Se eu tivesse braços longos como o Nilo, envolveria todos os meus amigos em um abraço único, por meio do qual lhes pudesse deixar sentir a gratidão pelos incontáveis abraços que deles tenho recebido.
Com e por meus amigos, minha vida é extremamente feliz. Sei que entendem meus momentos de risos gordos e os de lágrimas que desenham trilhas sinuosas em meu rosto. Sei que compreendem minhas carências (e por isso me dão mais abraços) e não
julgam minhas imperfeições. Aliás, meus amigos costumam me ver muito (mas muito) melhor do que sou. E isso me faz querer mesmo ser melhor do que sou.

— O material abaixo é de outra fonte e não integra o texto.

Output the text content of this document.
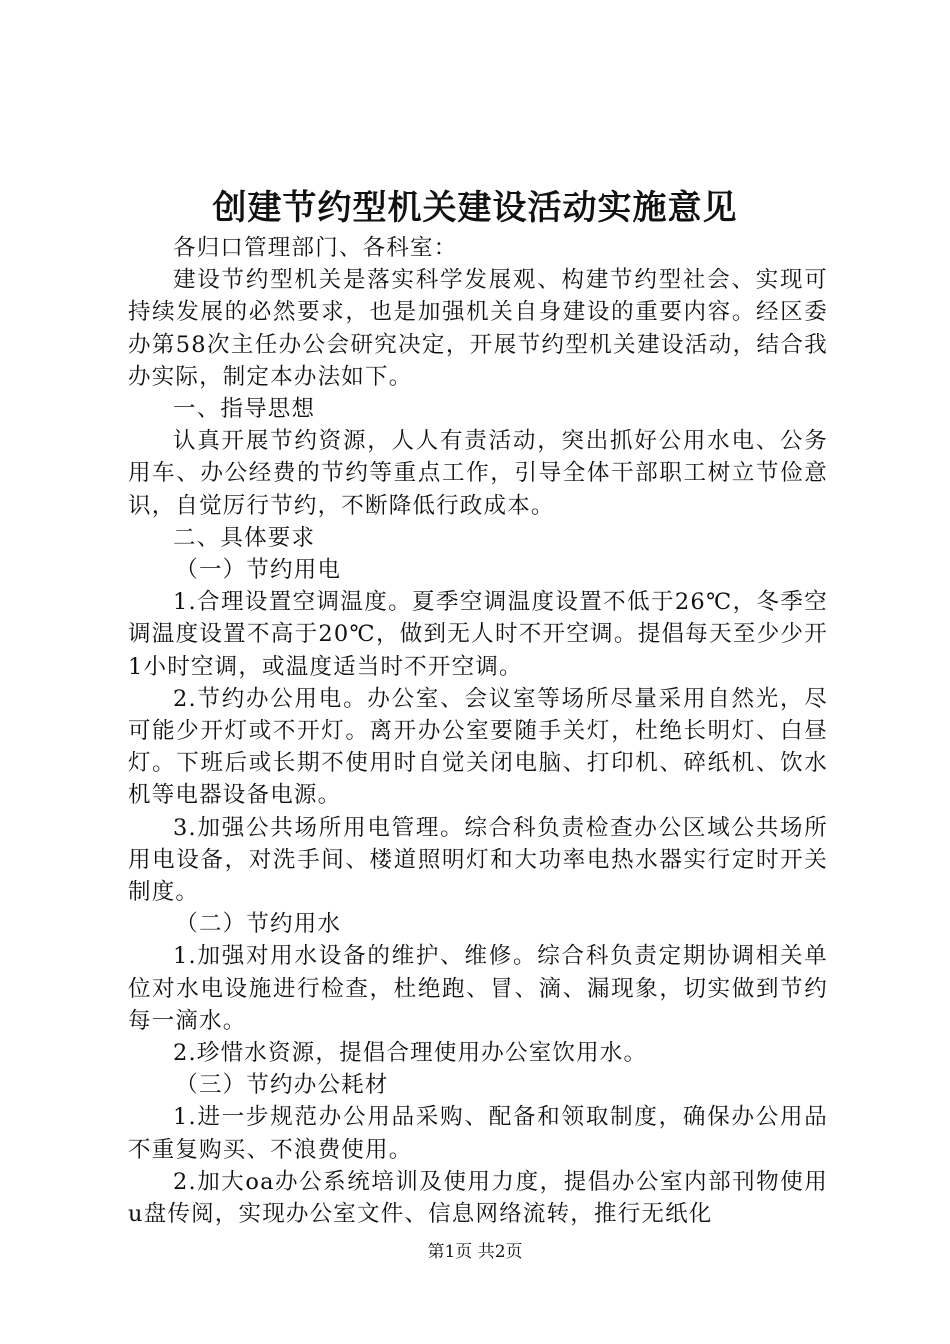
创建节约型机关建设活动实施意见

各归口管理部门、各科室：

建设节约型机关是落实科学发展观、构建节约型社会、实现可持续发展的必然要求，也是加强机关自身建设的重要内容。经区委办第58次主任办公会研究决定，开展节约型机关建设活动，结合我办实际，制定本办法如下。

一、指导思想

认真开展节约资源，人人有责活动，突出抓好公用水电、公务用车、办公经费的节约等重点工作，引导全体干部职工树立节俭意识，自觉厉行节约，不断降低行政成本。

二、具体要求

（一）节约用电

1.合理设置空调温度。夏季空调温度设置不低于26℃，冬季空调温度设置不高于20℃，做到无人时不开空调。提倡每天至少少开1小时空调，或温度适当时不开空调。

2.节约办公用电。办公室、会议室等场所尽量采用自然光，尽可能少开灯或不开灯。离开办公室要随手关灯，杜绝长明灯、白昼灯。下班后或长期不使用时自觉关闭电脑、打印机、碎纸机、饮水机等电器设备电源。

3.加强公共场所用电管理。综合科负责检查办公区域公共场所用电设备，对洗手间、楼道照明灯和大功率电热水器实行定时开关制度。

（二）节约用水

1.加强对用水设备的维护、维修。综合科负责定期协调相关单位对水电设施进行检查，杜绝跑、冒、滴、漏现象，切实做到节约每一滴水。

2.珍惜水资源，提倡合理使用办公室饮用水。

（三）节约办公耗材

1.进一步规范办公用品采购、配备和领取制度，确保办公用品不重复购买、不浪费使用。

2.加大oa办公系统培训及使用力度，提倡办公室内部刊物使用u盘传阅，实现办公室文件、信息网络流转，推行无纸化

第1页 共2页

Querer ter “um milhão de amigos” é algo que combina bem comigo, porque eu gosto tanto do sentido que a amizade traz para minha vida, que não deixo de acolher os novos afetos que vão aparecendo e fazendo meu coração se multiplicar em progressão geométrica.
Dizem por aí que amigos de verdade há poucos. Mas, como para toda regra há uma exceção, nem ligo para esse dizer. Tenho muitos e muitos amigos, todos únicos e importantes, presentes que Deus me deu e me dá. Sofro com as dores deles e vibro com suas conquistas e sou capaz de sentir tudo isso ao mesmo tempo, porque meu coração, metonimicamente, bate por cada um de forma igualmente única.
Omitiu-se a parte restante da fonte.